Renunciar a la alegre promiscuidad no es nada en comparación a ver cómo nos profanan uno de nuestros instantes. Soldado de la batalla perdida, han matado a mi caballo. Algo nos llama de muy adentro a dejar de tener fe en la especie humana, pero tomamos, como tantas otras veces, conciencia de nuestro deber y de nuestra misión y emergemos de la desolación para sonreír y ser amables y tiernos, y sostener en nuestros brazos heroicos el peso entero de la gran función.
Es la hora del atardecer.
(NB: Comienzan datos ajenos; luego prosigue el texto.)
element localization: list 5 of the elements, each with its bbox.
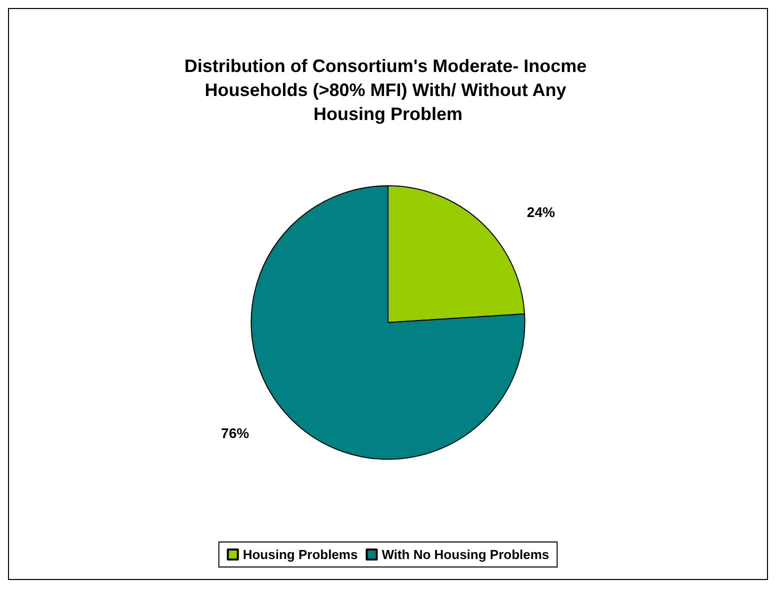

El viento mece las copas de unos frondosos tilos y la menguante luz solar se filtra entre las esquinas de dos edificios de ladrillo caravista. Acaso la vida sea algo mucho más simple de lo que queremos creer. Acaso sea inútil buscar la coherencia y el sentido de las cosas. Acaso debamos vivir el aquí y el ahora sin preguntarnos dónde estamos y adónde vamos. Y pasado el tiempo de la inmortalidad, del sueño, llega otro en que la realidad puede ser tan pesada como la ausencia.
Llegó, maldita sea, el tic tac de un reloj grande, pesado, en el que ya no escucharemos el viento, la lluvia, las hojas secas. Y no podremos distraernos de la vida.